Based on true events, Bad Education follows the story of Long Island school superintendent Frank Tassone (Jackman) and his assistant superintendent for business, Pam Gluckin (Allison Janney) as they embezzle the school system—only to be caught out by a smart student reporter Geraldine Viswanathan. Romano plays faculty member Bob Spicer.
Janney found her character complex and interesting she said, particularly in regard to the motivation behind her embezzling. “I think that there’s a certain justification in her wanting to have what she didn’t have,” Janney said, “or give to her kids what she couldn’t give to her kids. Working in a school district like Roslyn School District, the kids were pretty affluent, and had things that she wanted her kids to have, and [she] felt that she had a right to give them those things… justifying bad decisions—that was what was fascinating to me.”

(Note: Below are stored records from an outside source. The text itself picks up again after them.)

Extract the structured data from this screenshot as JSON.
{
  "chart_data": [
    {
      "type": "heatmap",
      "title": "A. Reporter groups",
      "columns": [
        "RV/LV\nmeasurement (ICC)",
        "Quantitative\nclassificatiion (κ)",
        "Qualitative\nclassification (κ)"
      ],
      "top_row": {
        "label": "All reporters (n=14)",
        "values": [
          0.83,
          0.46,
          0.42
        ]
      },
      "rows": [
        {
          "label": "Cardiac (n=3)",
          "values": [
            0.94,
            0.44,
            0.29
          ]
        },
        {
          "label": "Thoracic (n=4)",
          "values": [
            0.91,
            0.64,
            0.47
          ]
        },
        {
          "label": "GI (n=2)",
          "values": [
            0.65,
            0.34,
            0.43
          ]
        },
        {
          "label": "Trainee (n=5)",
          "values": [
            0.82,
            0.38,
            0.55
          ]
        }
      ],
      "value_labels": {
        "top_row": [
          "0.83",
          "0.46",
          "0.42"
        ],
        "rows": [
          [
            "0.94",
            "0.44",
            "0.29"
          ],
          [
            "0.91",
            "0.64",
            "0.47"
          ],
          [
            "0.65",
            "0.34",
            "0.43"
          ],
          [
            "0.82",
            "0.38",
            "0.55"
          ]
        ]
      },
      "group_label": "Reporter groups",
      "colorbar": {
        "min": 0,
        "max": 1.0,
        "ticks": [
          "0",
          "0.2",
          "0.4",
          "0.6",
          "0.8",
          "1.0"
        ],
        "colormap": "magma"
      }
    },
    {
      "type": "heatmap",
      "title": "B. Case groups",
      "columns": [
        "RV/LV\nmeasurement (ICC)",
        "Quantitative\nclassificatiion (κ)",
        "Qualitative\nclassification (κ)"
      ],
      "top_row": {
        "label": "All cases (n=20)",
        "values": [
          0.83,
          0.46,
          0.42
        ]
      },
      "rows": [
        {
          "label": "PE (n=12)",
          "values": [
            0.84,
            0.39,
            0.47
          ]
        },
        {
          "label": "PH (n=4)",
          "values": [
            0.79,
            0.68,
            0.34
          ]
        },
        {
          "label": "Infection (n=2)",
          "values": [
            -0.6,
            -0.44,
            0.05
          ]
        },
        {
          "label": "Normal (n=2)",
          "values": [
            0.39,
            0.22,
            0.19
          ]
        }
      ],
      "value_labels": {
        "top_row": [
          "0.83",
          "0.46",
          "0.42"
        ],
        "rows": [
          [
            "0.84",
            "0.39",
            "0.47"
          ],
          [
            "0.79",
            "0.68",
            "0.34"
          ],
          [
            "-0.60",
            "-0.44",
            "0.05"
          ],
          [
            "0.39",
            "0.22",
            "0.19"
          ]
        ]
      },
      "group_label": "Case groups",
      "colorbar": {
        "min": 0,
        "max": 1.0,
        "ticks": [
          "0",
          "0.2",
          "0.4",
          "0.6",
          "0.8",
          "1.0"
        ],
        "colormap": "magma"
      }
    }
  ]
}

Screenwriter Mike Makowsky was a student in the area at the time of the scandal and Alex Wolff’s student paper editor character is loosely based on the writer.
“He is the head of the school newspaper,” Wolff said, “and he’s kind of this sardonic Mr. Sarcasm… He’s got a nice paradox in him. He’s making sure the paper does exactly the right thing, but at the same time, acts kind of cavalier about it. I liked hanging out with Mike, the writer, and getting an inspiration of how to be like a snot-nosed, little brat. It was really fun, and I love Mike. But he taught me how to do it very well.”
Director Cory Finley had originally felt the pull of the story not only because of a family connection to teaching, but because the story is so nuanced and thought-provoking.
“I read this script shortly after I did my first movie, Thoroughbreds,” he said, “and I connected to it on a bunch of levels. I come from a family of educators, and I’ve worked as an SAT tutor myself. This kind of an insane, true story about the largest embezzlement scandal in American public school history, and I just thought it was a wonderfully morally complex story, a really thrilling and funny story, and something that I wanted to spend the next several years of my life working on.”
The story felt timely to Finley, and he hopes audiences take away a new attitude toward trust and the balance of power. “In one sense, I think it’s a cautionary tale about putting blind trust in institutions, and in leaders,” he said. “Particularly when things are going really well, it’s very easy not to question the forces arrayed around us.”